For The Power Broker, Caro conducted 522 interviews. He followed a precept he first heard as a novice newspaper reporter from a boss at Newsday: “Turn every page,” meaning, don’t be lazy, do the work. “Don’t assume anything.” For The Path to Power, Caro rooted out a man in Texas no one had ever interviewed, and who had been assumed dead, to find out the truth about a piece of history that had been blurred over: Had Johnson stolen 87 votes in order to get elected to the Senate in 1948? Following a lead, Caro found the man, a former Texas election judge, in a backwoods trailer, learned the man had written the story of his role in what happened, read the manuscript, and from it was able to answer the question most Johnson biographers had dismissed with the phrase “no one will ever know.” (Johnson did steal the votes.) Not everyone can do the painstaking research that resolves a long unanswered question, but we all can aspire to “turn every page” in order to write the best work possible.

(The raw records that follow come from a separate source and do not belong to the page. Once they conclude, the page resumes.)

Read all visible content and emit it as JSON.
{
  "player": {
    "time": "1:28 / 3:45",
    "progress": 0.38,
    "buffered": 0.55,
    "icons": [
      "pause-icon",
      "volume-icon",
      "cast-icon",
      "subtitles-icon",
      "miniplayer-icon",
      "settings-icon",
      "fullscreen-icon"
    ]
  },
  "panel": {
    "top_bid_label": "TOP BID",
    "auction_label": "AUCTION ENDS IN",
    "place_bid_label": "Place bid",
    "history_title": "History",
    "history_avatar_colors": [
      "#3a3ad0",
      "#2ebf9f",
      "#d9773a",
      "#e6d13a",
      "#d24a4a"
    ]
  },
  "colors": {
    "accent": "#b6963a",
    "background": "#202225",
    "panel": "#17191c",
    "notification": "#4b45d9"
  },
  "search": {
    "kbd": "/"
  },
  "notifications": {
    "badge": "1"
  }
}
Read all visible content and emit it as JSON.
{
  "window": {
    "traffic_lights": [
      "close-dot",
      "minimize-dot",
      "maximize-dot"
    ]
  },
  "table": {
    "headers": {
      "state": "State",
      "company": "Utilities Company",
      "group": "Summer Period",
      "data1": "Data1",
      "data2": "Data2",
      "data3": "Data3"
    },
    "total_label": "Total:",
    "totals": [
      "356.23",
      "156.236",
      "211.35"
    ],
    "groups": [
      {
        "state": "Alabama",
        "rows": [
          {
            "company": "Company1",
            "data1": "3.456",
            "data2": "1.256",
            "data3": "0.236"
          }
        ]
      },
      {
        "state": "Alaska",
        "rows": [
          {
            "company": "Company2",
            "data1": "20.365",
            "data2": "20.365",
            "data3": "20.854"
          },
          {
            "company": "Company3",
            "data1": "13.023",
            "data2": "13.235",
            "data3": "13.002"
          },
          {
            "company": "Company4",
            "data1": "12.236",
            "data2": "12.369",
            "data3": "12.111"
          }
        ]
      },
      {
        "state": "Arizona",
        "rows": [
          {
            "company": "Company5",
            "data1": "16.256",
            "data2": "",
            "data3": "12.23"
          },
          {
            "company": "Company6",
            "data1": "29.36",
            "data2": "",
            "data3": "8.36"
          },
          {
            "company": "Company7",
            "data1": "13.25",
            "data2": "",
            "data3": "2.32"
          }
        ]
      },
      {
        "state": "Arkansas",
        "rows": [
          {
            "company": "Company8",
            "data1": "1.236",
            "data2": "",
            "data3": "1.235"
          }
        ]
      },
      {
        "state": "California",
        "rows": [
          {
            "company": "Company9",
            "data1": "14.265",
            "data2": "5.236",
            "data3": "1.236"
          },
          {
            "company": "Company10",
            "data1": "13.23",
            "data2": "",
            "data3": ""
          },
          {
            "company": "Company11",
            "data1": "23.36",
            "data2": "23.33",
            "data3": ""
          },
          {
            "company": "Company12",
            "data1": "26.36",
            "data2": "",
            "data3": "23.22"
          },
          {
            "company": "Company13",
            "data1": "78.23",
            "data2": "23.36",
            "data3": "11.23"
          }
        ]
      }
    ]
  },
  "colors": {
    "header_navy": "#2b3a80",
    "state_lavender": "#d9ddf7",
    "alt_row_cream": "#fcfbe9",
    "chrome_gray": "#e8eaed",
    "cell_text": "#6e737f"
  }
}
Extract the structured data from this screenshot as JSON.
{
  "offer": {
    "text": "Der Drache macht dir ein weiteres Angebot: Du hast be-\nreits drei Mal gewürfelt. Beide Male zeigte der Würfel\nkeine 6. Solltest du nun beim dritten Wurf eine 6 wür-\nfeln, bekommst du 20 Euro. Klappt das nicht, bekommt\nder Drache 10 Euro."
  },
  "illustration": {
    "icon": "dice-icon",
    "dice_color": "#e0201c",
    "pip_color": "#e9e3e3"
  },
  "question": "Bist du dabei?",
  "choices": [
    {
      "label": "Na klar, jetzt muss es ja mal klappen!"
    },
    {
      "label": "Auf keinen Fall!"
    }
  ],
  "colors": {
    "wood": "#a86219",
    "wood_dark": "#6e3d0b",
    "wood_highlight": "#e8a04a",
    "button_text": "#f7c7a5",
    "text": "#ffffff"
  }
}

Caro talks about how he could speed things up, take less than seven years to write a book, get through each one with less work and less rewriting, leave out things he thinks are important, no one would know the difference, but he would know, so he follows his research wherever it takes him and writes and rewrites and rewrites some more; he is guided by his own sense of necessity. This “lesson” was a last-minute addition of mine. If I hadn’t put it in, no one would know the difference, but I started thinking about how important it is and I would have felt remiss if I hadn’t added it, because it applies to all writing, whether fiction or nonfiction.
Another lesson, which is actually more of a reminder, is offered by New Yorker editor David Remnick, whom Lizzie interviews about Caro: “Writing never gets easier.”
One final thing I learned from the movie: I’ve missed out on something important by not having read Caro’s books — The Power Broker, The Path to Power, and the three other published books in the LBJ chronicle. The strong consensus is that they are elegant, powerful, and essential reading to understand political power and how it works in the U.S.
(Turn Every Page: The Adventures of Robert Caro and Robert Gottlieb is available on most streaming services for a fee and free for subscribers to the Criterion Channel.)